The Best Noise Music in May: Diaphragmatic and Josh Millrod/Shingles

Limax Maximus, s/t (Arealon Musique, 2014)

This self-titled long player (Arealon Musique) differs from the duo's Ende Tymes 2014 set in that a multitude and depth of sound sources seem to be the goal on aluminum; live, Thermos Unigarde and Robert L. Pepper seemed to concentrate more on volume and sometimes violent dynamic segue, though they were generous scene-setters. Weighing the two, I prefer the LP, which definitely rewards headphone listening.

Because it involves a few kitchen sinks full of samples and ideas, pigeonholing this sound is foolhardy - the moods shift as mercurially as the weather even as textures bleed from one movement to another. For instance, take "Driving Cognate." It starts with a threshing effect at alternating speeds before dealing in some very odd, very disorienting synthesizers that lead the listener into a dark, trippy maze; throughout, the disembodied, almost spectrally distended chuckle of the brunette half of Beavis & Butthead is piped in, diced, and echoed. "Web Condensation" feels more inherently spiritual, but equally busy and ultimately as nightmarish; its like a New Age interpretation of early Noxagt.

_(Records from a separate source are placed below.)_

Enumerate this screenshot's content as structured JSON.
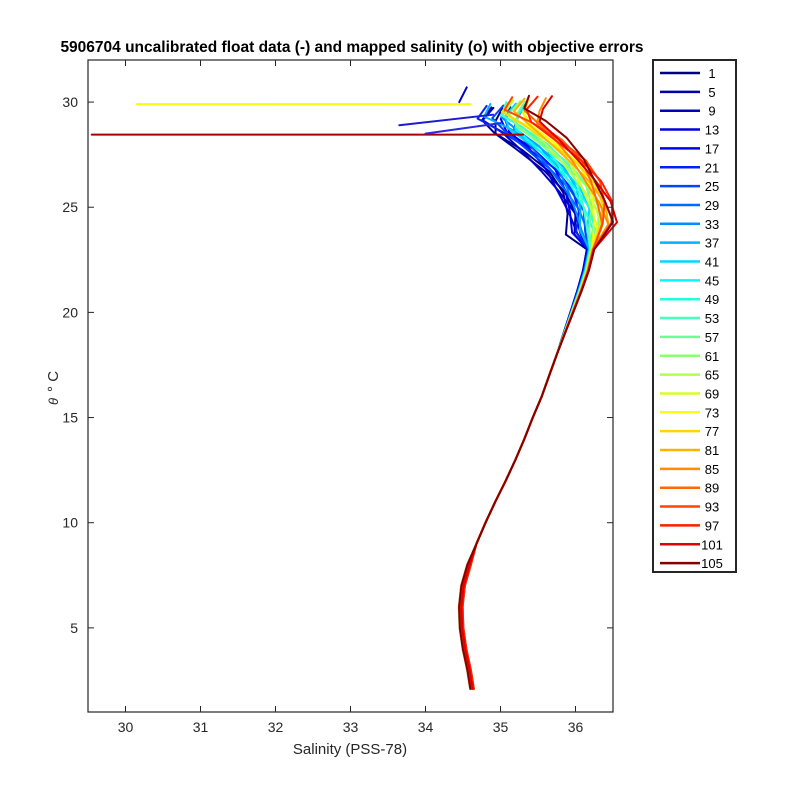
{
  "chart_data": {
    "type": "line",
    "title": "5906704 uncalibrated float data (-) and mapped salinity (o) with objective errors",
    "xlabel": "Salinity (PSS-78)",
    "ylabel_symbol": "θ",
    "ylabel_unit": "° C",
    "xlim": [
      29.5,
      36.5
    ],
    "ylim": [
      1.0,
      32.0
    ],
    "xticks": [
      30,
      31,
      32,
      33,
      34,
      35,
      36
    ],
    "yticks": [
      5,
      10,
      15,
      20,
      25,
      30
    ],
    "grid": false,
    "legend_position": "outside-right",
    "base_profile": [
      [
        34.62,
        2.1
      ],
      [
        34.58,
        3.0
      ],
      [
        34.52,
        4.0
      ],
      [
        34.48,
        5.0
      ],
      [
        34.47,
        6.0
      ],
      [
        34.5,
        7.0
      ],
      [
        34.58,
        8.0
      ],
      [
        34.68,
        9.0
      ],
      [
        34.8,
        10.0
      ],
      [
        34.93,
        11.0
      ],
      [
        35.07,
        12.0
      ],
      [
        35.2,
        13.0
      ],
      [
        35.32,
        14.0
      ],
      [
        35.43,
        15.0
      ],
      [
        35.55,
        16.0
      ],
      [
        35.65,
        17.0
      ],
      [
        35.75,
        18.0
      ],
      [
        35.85,
        19.0
      ],
      [
        35.95,
        20.0
      ],
      [
        36.05,
        21.0
      ],
      [
        36.14,
        22.0
      ],
      [
        36.2,
        23.0
      ],
      [
        36.22,
        24.0
      ],
      [
        36.18,
        25.0
      ],
      [
        36.05,
        26.0
      ],
      [
        35.85,
        27.0
      ],
      [
        35.55,
        28.0
      ],
      [
        35.25,
        28.8
      ],
      [
        35.1,
        29.4
      ],
      [
        35.2,
        30.0
      ]
    ],
    "series": [
      {
        "name": "1",
        "color": "#000087"
      },
      {
        "name": "5",
        "color": "#0000a3"
      },
      {
        "name": "9",
        "color": "#0000bf"
      },
      {
        "name": "13",
        "color": "#0000db"
      },
      {
        "name": "17",
        "color": "#0000f7"
      },
      {
        "name": "21",
        "color": "#0021ff"
      },
      {
        "name": "25",
        "color": "#0045ff"
      },
      {
        "name": "29",
        "color": "#0069ff"
      },
      {
        "name": "33",
        "color": "#008dff"
      },
      {
        "name": "37",
        "color": "#00b1ff"
      },
      {
        "name": "41",
        "color": "#00d5ff"
      },
      {
        "name": "45",
        "color": "#00f9ff"
      },
      {
        "name": "49",
        "color": "#21ffde"
      },
      {
        "name": "53",
        "color": "#45ffba"
      },
      {
        "name": "57",
        "color": "#69ff96"
      },
      {
        "name": "61",
        "color": "#8dff72"
      },
      {
        "name": "65",
        "color": "#b1ff4e"
      },
      {
        "name": "69",
        "color": "#d5ff2a"
      },
      {
        "name": "73",
        "color": "#f9ff06"
      },
      {
        "name": "77",
        "color": "#ffd500"
      },
      {
        "name": "81",
        "color": "#ffb100"
      },
      {
        "name": "85",
        "color": "#ff8d00"
      },
      {
        "name": "89",
        "color": "#ff6900"
      },
      {
        "name": "93",
        "color": "#ff4500"
      },
      {
        "name": "97",
        "color": "#ff2100"
      },
      {
        "name": "101",
        "color": "#df0000"
      },
      {
        "name": "105",
        "color": "#870000"
      }
    ],
    "outlier_segments": [
      {
        "series": "69",
        "color": "#f9ff06",
        "x": [
          30.15,
          34.6
        ],
        "y": [
          29.9,
          29.9
        ]
      },
      {
        "series": "101",
        "color": "#a60000",
        "x": [
          29.55,
          35.3
        ],
        "y": [
          28.45,
          28.45
        ]
      },
      {
        "series": "13",
        "color": "#1a1ad8",
        "x": [
          33.65,
          34.9
        ],
        "y": [
          28.9,
          29.4
        ]
      },
      {
        "series": "17",
        "color": "#2a2ae0",
        "x": [
          34.0,
          35.0
        ],
        "y": [
          28.5,
          29.0
        ]
      },
      {
        "series": "9",
        "color": "#0000c8",
        "x": [
          34.45,
          34.55
        ],
        "y": [
          30.0,
          30.7
        ]
      }
    ]
  }
}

"Kurzy Mien," the last and longest track, is the one I'm most partial to, maybe because it seems to find Unigarde and Pepper at their most playful. It's a galloping, herky-jerky romp of DJ swipe and stretched-time vocals that lets some welcome sunlight into the mix near the end, then exits with a coda verging on the meditative. All of which reminds me: it's time to unearth my WZT Hearts and My Cat Is An Alien records.

Josh Millrod/Shingles, Mugen (Hausu Mountain, 2013)

I've made no secret, here and elsewhere, of my affection for Brooklyn's Grasshopper, and watching EVI player Jesse DeRosa and trumpeter Josh Millrod lay down an annihilating floor set was one of Ende Tymes 2014's great pleasures. Nonetheless, I'm almost more intrigued by what these two get up on a split cassette release on Hausu Mountain, which Millrod handling one side under his birth name and DeRosa filling the flip as Shingles.

On his side, Millrod offers a less bombastic take on the signature Grasshopper sound, feeding an increasing array of repeated trumpet figures - some frisky, some somber - through a gradually deepening thicket of effects over the course of 15 minutes. The frequencies bleed and bristle, and the versions of himself Millrod introduced previously swarm, in concert with the resulting distortion, into something lumbering, belligerent, buzzsaw. Only when a new, searing melody emerges from the flames do you realize you've been played.

Wrought via Steiner EVI and a Boss looper, the Shingles side boasts a cascading, fountain-of-youth warmth. A friend recently introduced me to Roy Masters' meditation recordings, and this music seems to fit right into that particular mold: bright, radiant waves of tone that overlap and expand in apparent perpetuity. I'm reminded a bit of Laurie Spiegel and very early Boards of Canada. There's something to be said, certainly, for an outlay of positivity with an insidious undercurrent of dread, but this - happily, to my ears, anyway - sidesteps that dread, instead extending an open palm and smiling beatifically.

Diaphragmatic, Fear Biters (Alien Passengers, 2013)

Diaphragmatic is a project featuring Dayton, Ohio-based Nate Tandy - also of Orgasmic Response Unit and Half Glass - performing "film projector fan and reel-to-reel." If the veracity of the tools used to ply his trade is questionable, the results are anything but. Over the course of 20 burst-knuckle minutes, Fear Biters (Alien Passengers) elbows its way through the maddening crowd and down your gullet with the sort of nonsensical, flayed-septum fury that characterizes early Sightings recordings, where it's impossible for the layman to say where machine and man end and madness begins.

If I were inclined to be reductive, I would say that it sounds like a howling Bane keying an interstellar spaceship with a drill bit with too much enthusiasm - but this tape is more complicated and convoluted than that, a squalid, squalling undertow that loiters in a no-wave alleyway for a few minutes before submitting to a whip-lashing torrent of scrapes, heaves, and wreckage - borne, possibly, of a godforsaken guitar, then misshapen via electronics - with inhuman utterances stewing along in volcanic anti-harmony. The only fault to be found: Side B of this thing is blank, as though Tandy were daring the listener to dare, just to dare, motherfuckers, to step to his world-ending Side A game.